A primeira semana de trabalho no Congresso Nacional foi suficiente para deflagrar ampla discussão sobre a importância da reforma política. O assunto mobiliza parlamentares da base de apoio governista e também da oposição. Até o presidente do Senado, José Sarney, e a presidente da República, Dilma Rousseff, são favoráveis à urgência da reformulação de regras que disciplinam a vida dos partidos e candidatos, com reflexos no processo eleitoral. “As mudanças essenciais passam por alteração da Constituição”, alerta a senadora Lídice da Mata (PSB-BA). “É isso que precisa ser feito. Do contrário, vamos ficar na superficialidade”.

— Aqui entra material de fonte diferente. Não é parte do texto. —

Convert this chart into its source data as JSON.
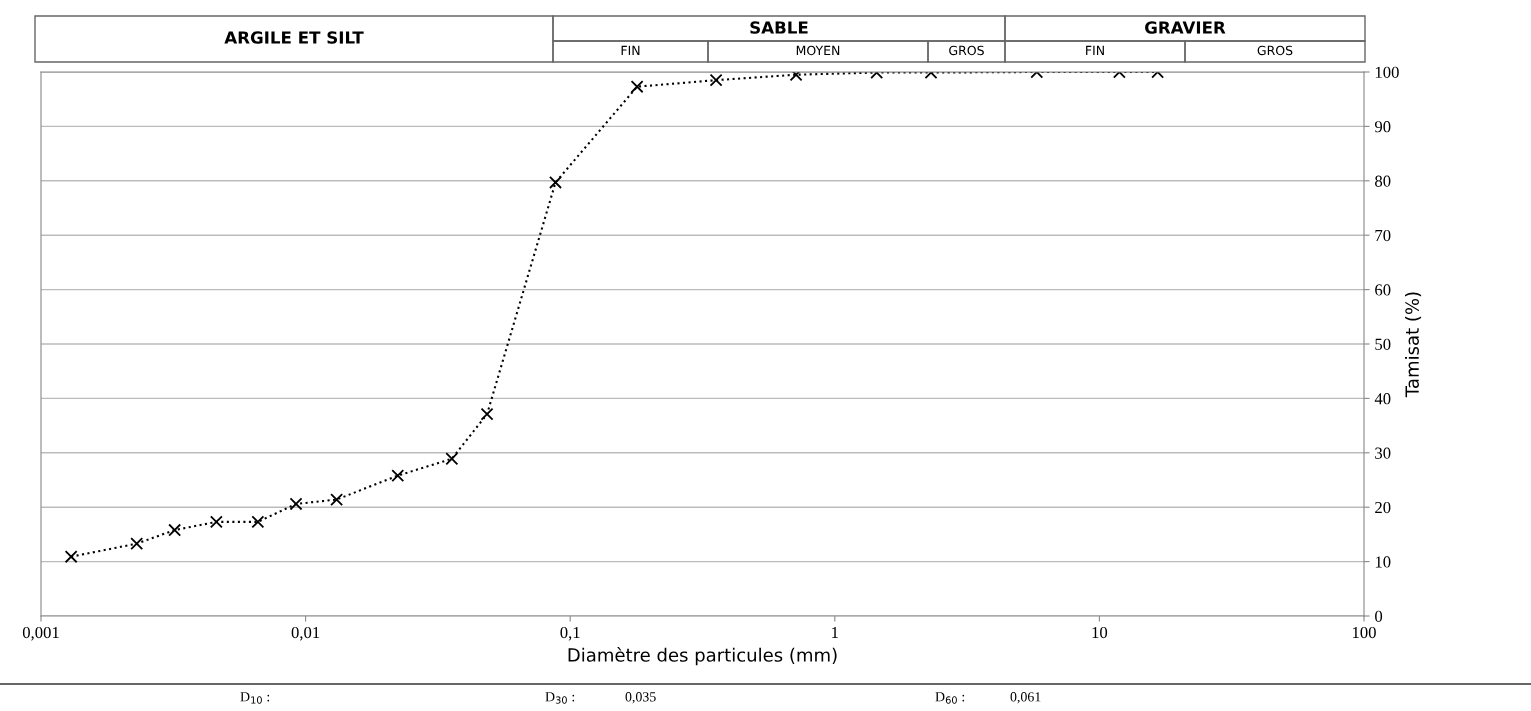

A senadora baiana considera viável uma ampla mobilização em torno da reforma do sistema político brasileiro, impulsionada inclusive pelo Palácio do Planalto. A questão da representatividade dos setores da sociedade no Congresso Nacional, por exemplo, seria um dos itens prioritários, aponta: “É necessário garantir a representação do povo brasileiro no Parlamento, questão que nos remete para o financiamento das campanhas”.

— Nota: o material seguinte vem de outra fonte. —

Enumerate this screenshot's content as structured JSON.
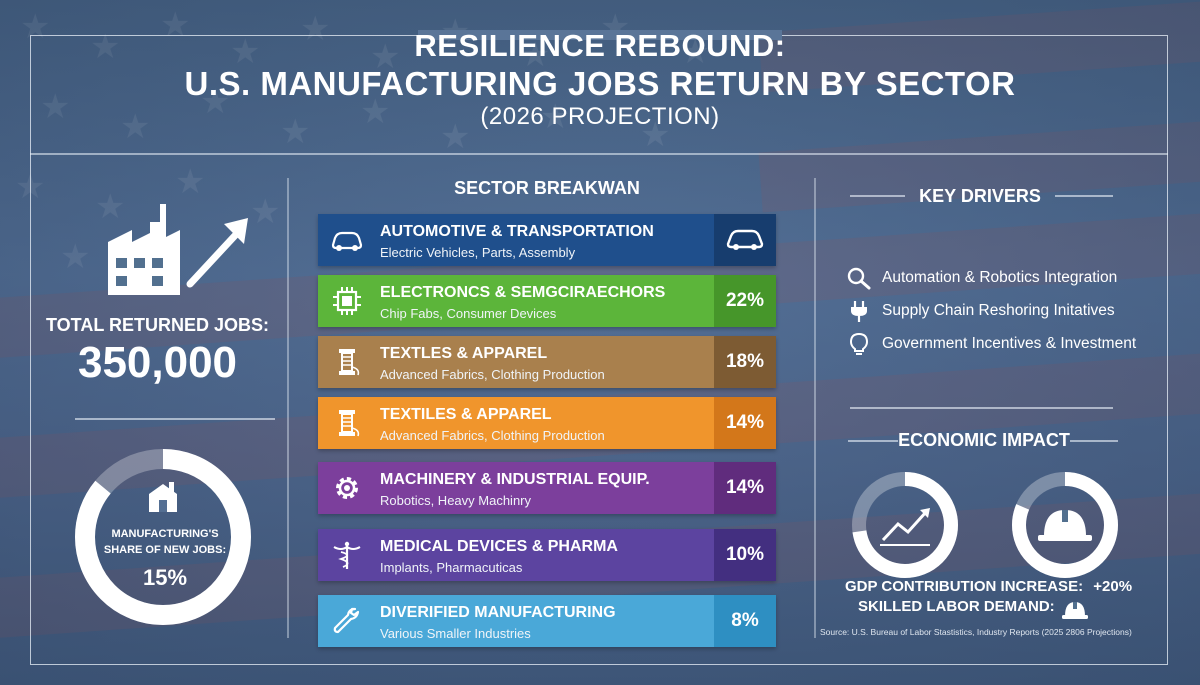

No modelo atual, a campanha para os governos alcança cifras em torno de R$ 30 milhões; campanhas de deputados foram orçadas em R$ 3 milhões, em 2010. “E quem não tem este volume de recursos financeiros ou não tem condições de arrecadar tanto?”, indaga a senadora. “Fica sem representação no Congresso Nacional e nós perpetuamos um modelo eleitoral elitizado”.

Segundo ela, é preciso repensar também a conveniência do voto proporcional. “É hora de discutir a eficácia do modelo atual e analisar as mudanças necessárias para assegurar a representatividade do povo e de todos os setores da sociedade no Congresso”, propõe a senadora baiana. 

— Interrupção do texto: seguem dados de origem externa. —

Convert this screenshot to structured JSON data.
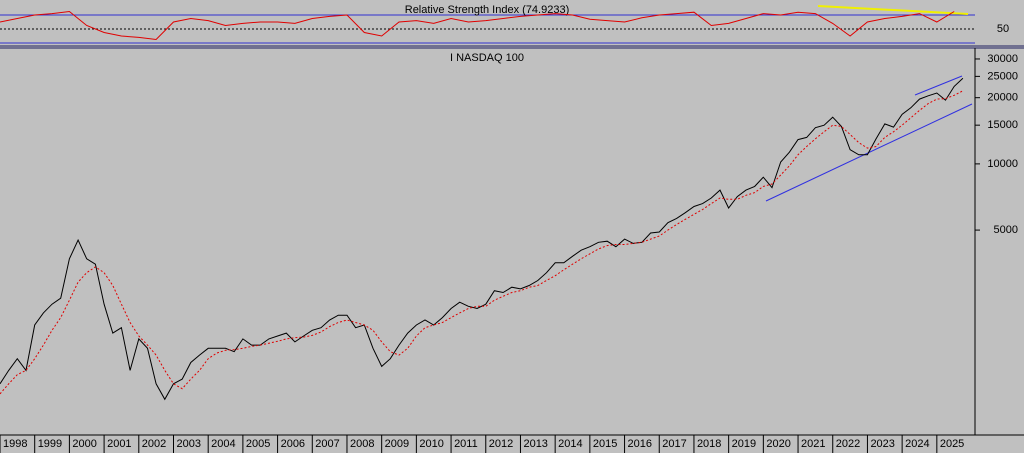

Também favorável à reforma política, o senador João Durval (PDT-BA) informou que pretende trabalhar pela redução no número de partidos. Ele reclamou de agremiações que são criadas para “enriquecer seu dono” e negociar tempo na propaganda gratuita no rádio e na televisão.

Voto proporcional – O PT, segunda maior bancada do Senado, também quer a reforma política, mas o líder do partido, senador Humberto Costa (PE), já disse que vai trabalhar para manter o voto proporcional. Para ele, a adoção do voto majoritário na Câmara representa a negação dos partidos políticos.

Financiamento público – Humberto Costa defende a implantação do financiamento público de campanha, pondo fim à influência do poder econômico sobre as eleições.